The following by SMU engineering student Prasanna Rangarajan first appeared in the November 28, 2012, edition of The Fort Worth Star-Telegram.
November 30, 2012
By Prasanna Rangarajan
Special to the Star-Telegram
This week, the U.S. House is expected to vote on a bill to create more visas for foreign-born students in science, technology, engineering and math. For me, and many others, it means the chance to fulfill our American dreams. For Americans, it means the chance to reverse a slow but steady brain drain of innovators.
The STEM Jobs Act, HR 6429, would provide students like me an opportunity to create jobs here in the United States, as opposed to other foreign countries.

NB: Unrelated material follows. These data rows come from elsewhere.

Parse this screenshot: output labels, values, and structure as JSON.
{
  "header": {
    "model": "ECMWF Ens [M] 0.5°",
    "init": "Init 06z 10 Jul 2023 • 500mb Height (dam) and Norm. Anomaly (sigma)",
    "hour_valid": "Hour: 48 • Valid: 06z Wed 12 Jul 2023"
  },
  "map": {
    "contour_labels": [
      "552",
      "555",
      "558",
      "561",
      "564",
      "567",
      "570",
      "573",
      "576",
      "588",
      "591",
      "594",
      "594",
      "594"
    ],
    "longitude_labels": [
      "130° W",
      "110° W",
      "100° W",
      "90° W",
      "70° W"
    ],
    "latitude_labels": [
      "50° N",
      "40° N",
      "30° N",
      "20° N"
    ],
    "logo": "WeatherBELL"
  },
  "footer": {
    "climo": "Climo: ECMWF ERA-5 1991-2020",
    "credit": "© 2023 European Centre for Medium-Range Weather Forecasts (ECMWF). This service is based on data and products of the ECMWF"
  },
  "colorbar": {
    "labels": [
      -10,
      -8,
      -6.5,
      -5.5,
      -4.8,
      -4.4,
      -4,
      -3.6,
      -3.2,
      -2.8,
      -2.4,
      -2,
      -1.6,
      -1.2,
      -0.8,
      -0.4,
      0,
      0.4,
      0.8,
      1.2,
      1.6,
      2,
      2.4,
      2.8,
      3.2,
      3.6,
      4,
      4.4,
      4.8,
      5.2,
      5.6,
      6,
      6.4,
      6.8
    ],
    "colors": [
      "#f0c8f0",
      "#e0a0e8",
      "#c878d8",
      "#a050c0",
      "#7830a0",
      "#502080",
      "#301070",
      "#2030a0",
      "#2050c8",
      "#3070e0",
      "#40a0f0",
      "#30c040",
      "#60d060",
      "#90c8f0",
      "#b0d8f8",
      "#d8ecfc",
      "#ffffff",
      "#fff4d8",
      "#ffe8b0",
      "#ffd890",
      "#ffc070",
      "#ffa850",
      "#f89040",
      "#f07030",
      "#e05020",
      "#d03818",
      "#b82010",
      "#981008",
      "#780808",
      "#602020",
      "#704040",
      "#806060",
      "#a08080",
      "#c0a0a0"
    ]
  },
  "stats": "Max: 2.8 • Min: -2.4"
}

I come from a family of Indian scientists and engineers who emphasized the importance of a first-rate education in these fields. This emphasis -- coupled with the rapid influx of U.S. engineering firms into my hometown of Bangalore -- shaped my decision to enroll in an undergraduate engineering program.
I quickly realized that the United States was the hub of technological innovation. I wanted to be a part of that, so I decided to pursue a master's degree at Columbia University in 2001 and a Ph.D. in electrical engineering at Southern Methodist University, where I'm scheduled to graduate this spring.
I love it here, but I am worried that my time in this country is limited, owing to the complex and often unfriendly immigration policies that exist here.
As a graduate student, I strive to develop simple solutions to long-standing problems in optical imaging. My work is funded by the U.S. Army Research Lab and was awarded at a technology innovation competition. After graduation, I would like to continue to work with government labs or perhaps start a company that commercializes key aspects of my research.
But sadly, I have to overcome several immigration obstacles before I can begin to entertain either of these possibilities. Many of my peers from India have begun immigrating to Europe and Australia -- places with friendlier immigration policies that offer more incentives than the United States. In some countries, an advanced degree is considered reason enough for permanent residency.
Making it harder for innovators to come to, or remain in, the United States makes little sense when the data suggest that immigrants are a driving force behind economic development in this country. A study conducted by the bipartisan Partnership for a New American Economy shows that last year, 76 percent of patents from the top 10 patent-producing universities in the country had a foreign-born inventor. Those patents represent not only good ideas but also entrepreneurial opportunities -- the basis for new companies that create jobs and contribute to local economies.
Economists have found that immigrants are more than twice as likely to start a business as the native-born, and data suggest that immigrants founded 28 percent of all new businesses opened in American in 2011.
I came to the United States in 2001 with the hope of joining a unique culture of innovation that remains unparalleled throughout the world. That dream has not changed. But after 11 years of American education, I may have to take my skills elsewhere. I strongly urge Congress to pass the STEM Jobs Act and increase the number of visas for foreign-born scientists and engineers.
Please let me -- and the many talented foreign-born students like me -- work and innovate here.
Prasanna Rangarajan, a native of India, is a Ph.D. student in electrical engineering at Southern Methodist University.